What kind of List<E> does Collectors.toList() return?

I am reading State of the Lambda: Libraries Edition, and am being surprised by one statement:

Under the section Streams, there is the following:

List<Shape> blue = shapes.stream()
                         .filter(s -> s.getColor() == BLUE)
                         .collect(Collectors.toList());

The document does not state what shapes actually is, and I do not know if it even matters.

What confuses me is the following: What kind of concrete List does this block of code return?

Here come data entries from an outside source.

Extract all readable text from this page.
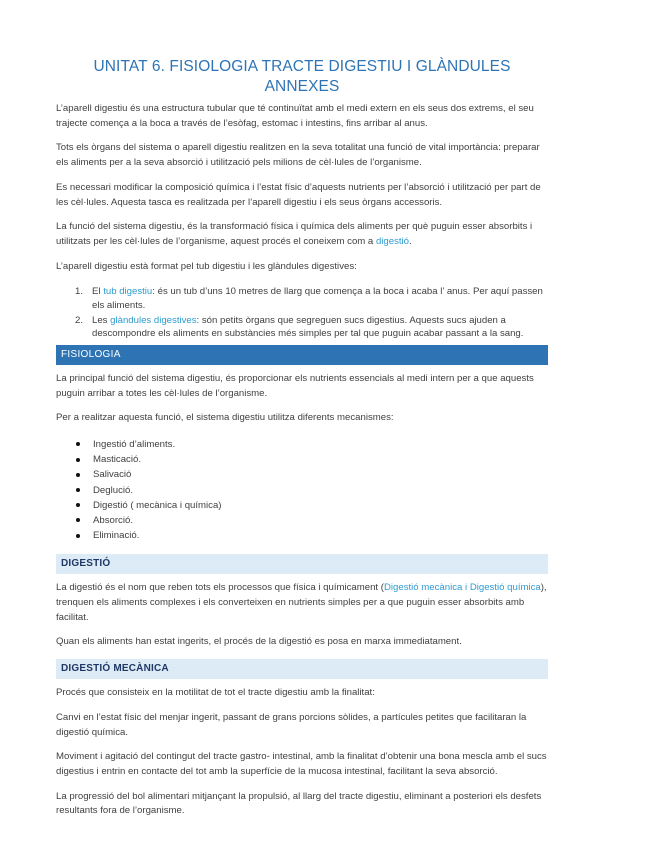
UNITAT 6. FISIOLOGIA TRACTE DIGESTIU I GLÀNDULES ANNEXES

L’aparell digestiu és una estructura tubular que té continuïtat amb el medi extern en els seus dos extrems, el seu trajecte comença a la boca a través de l’esòfag, estomac i intestins, fins arribar al anus.

Tots els òrgans del sistema o aparell digestiu realitzen en la seva totalitat una funció de vital importància: preparar els aliments per a la seva absorció i utilització pels milions de cèl·lules de l’organisme.

Es necessari modificar la composició química i l’estat físic d’aquests nutrients per l’absorció i utilització per part de les cèl·lules. Aquesta tasca es realitzada per l’aparell digestiu i els seus òrgans accessoris.

La funció del sistema digestiu, és la transformació física i química dels aliments per què puguin esser absorbits i utilitzats per les cèl·lules de l’organisme, aquest procés el coneixem com a digestió.

L’aparell digestiu està format pel tub digestiu i les glàndules digestives:

1. El tub digestiu: és un tub d’uns 10 metres de llarg que comença a la boca i acaba l’ anus. Per aquí passen els aliments.
2. Les glàndules digestives: són petits òrgans que segreguen sucs digestius. Aquests sucs ajuden a descompondre els aliments en substàncies més simples per tal que puguin acabar passant a la sang.
FISIOLOGIA

La principal funció del sistema digestiu, és proporcionar els nutrients essencials al medi intern per a que aquests puguin arribar a totes les cèl·lules de l’organisme.

Per a realitzar aquesta funció, el sistema digestiu utilitza diferents mecanismes:

Ingestió d’aliments.
Masticació.
Salivació
Deglució.
Digestió ( mecànica i química)
Absorció.
Eliminació.
DIGESTIÓ

La digestió és el nom que reben tots els processos que física i químicament (Digestió mecànica i Digestió química), trenquen els aliments complexes i els converteixen en nutrients simples per a que puguin esser absorbits amb facilitat.

Quan els aliments han estat ingerits, el procés de la digestió es posa en marxa immediatament.

DIGESTIÓ MECÀNICA

Procés que consisteix en la motilitat de tot el tracte digestiu amb la finalitat:

Canvi en l’estat físic del menjar ingerit, passant de grans porcions sòlides, a partícules petites que facilitaran la digestió química.

Moviment i agitació del contingut del tracte gastro- intestinal, amb la finalitat d’obtenir una bona mescla amb el sucs digestius i entrin en contacte del tot amb la superfície de la mucosa intestinal, facilitant la seva absorció.

La progressió del bol alimentari mitjançant la propulsió, al llarg del tracte digestiu, eliminant a posteriori els desfets resultants fora de l’organisme.
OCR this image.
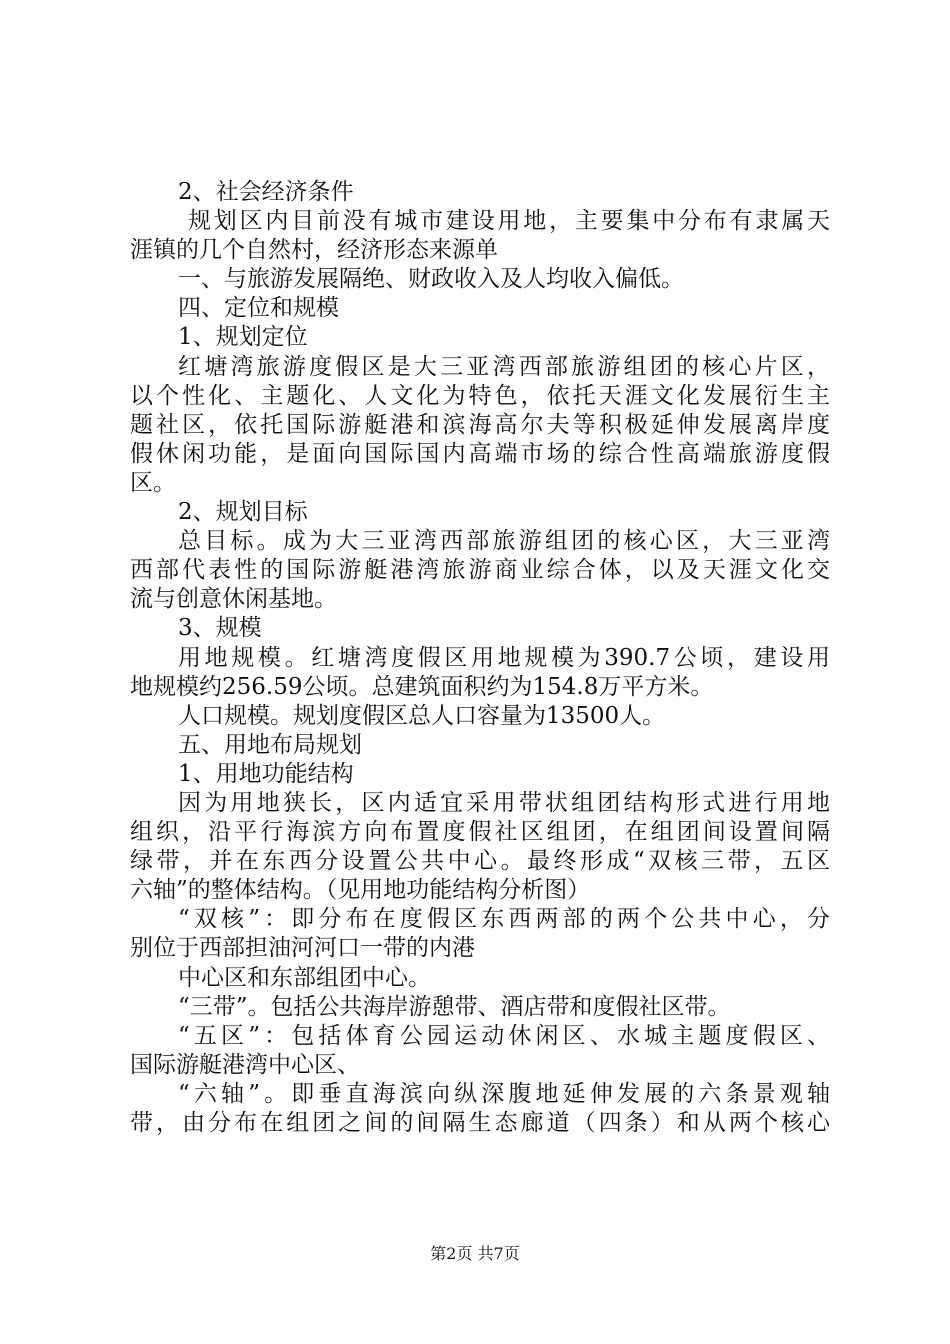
2、社会经济条件
规划区内目前没有城市建设用地，主要集中分布有隶属天
涯镇的几个自然村，经济形态来源单
一、与旅游发展隔绝、财政收入及人均收入偏低。
四、定位和规模
1、规划定位
红塘湾旅游度假区是大三亚湾西部旅游组团的核心片区，
以个性化、主题化、人文化为特色，依托天涯文化发展衍生主
题社区，依托国际游艇港和滨海高尔夫等积极延伸发展离岸度
假休闲功能，是面向国际国内高端市场的综合性高端旅游度假
区。
2、规划目标
总目标。成为大三亚湾西部旅游组团的核心区，大三亚湾
西部代表性的国际游艇港湾旅游商业综合体，以及天涯文化交
流与创意休闲基地。
3、规模
用地规模。红塘湾度假区用地规模为390.7公顷，建设用
地规模约256.59公顷。总建筑面积约为154.8万平方米。
人口规模。规划度假区总人口容量为13500人。
五、用地布局规划
1、用地功能结构
因为用地狭长，区内适宜采用带状组团结构形式进行用地
组织，沿平行海滨方向布置度假社区组团，在组团间设置间隔
绿带，并在东西分设置公共中心。最终形成“双核三带，五区
六轴”的整体结构。（见用地功能结构分析图）
“双核”：即分布在度假区东西两部的两个公共中心，分
别位于西部担油河河口一带的内港
中心区和东部组团中心。
“三带”。包括公共海岸游憩带、酒店带和度假社区带。
“五区”：包括体育公园运动休闲区、水城主题度假区、
国际游艇港湾中心区、
“六轴”。即垂直海滨向纵深腹地延伸发展的六条景观轴
带，由分布在组团之间的间隔生态廊道（四条）和从两个核心
第2页 共7页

  • It assigns the variable to a List<Shape>, which is completely fine.
  • stream() nor filter() decide what kind of list to use.
  • Collectors.toList() neither specifies the concrete type of List.

So, what concrete type (subclass) of List is being used here? Are there any guarantees?


Solution 1:

So, what concrete type (subclass) of List is being used here? Are there any guarantees?

If you look at the documentation of Collectors#toList(), it states that - "There are no guarantees on the type, mutability, serializability, or thread-safety of the List returned". If you want a particular implementation to be returned, you can use Collectors#toCollection(Supplier) instead.

Supplier<List<Shape>> supplier = () -> new LinkedList<Shape>();

List<Shape> blue = shapes.stream()
            .filter(s -> s.getColor() == BLUE)
            .collect(Collectors.toCollection(supplier));

And from the lambda, you can return whatever implementation you want of List<Shape>.

Update:

Or, you can even use method reference:

List<Shape> blue = shapes.stream()
            .filter(s -> s.getColor() == BLUE)
            .collect(Collectors.toCollection(LinkedList::new));

Solution 2:

Navigating through Netbeans (Ctrl + Click), I landed in this code. It seems to be using an ArrayList as Supplier.

public static <T> Collector<T, ?, List<T>> toList() {
    return new CollectorImpl<>((Supplier<List<T>>) ArrayList::new, List::add,
                               (left, right) -> { left.addAll(right); return left; },
                               CH_ID);
}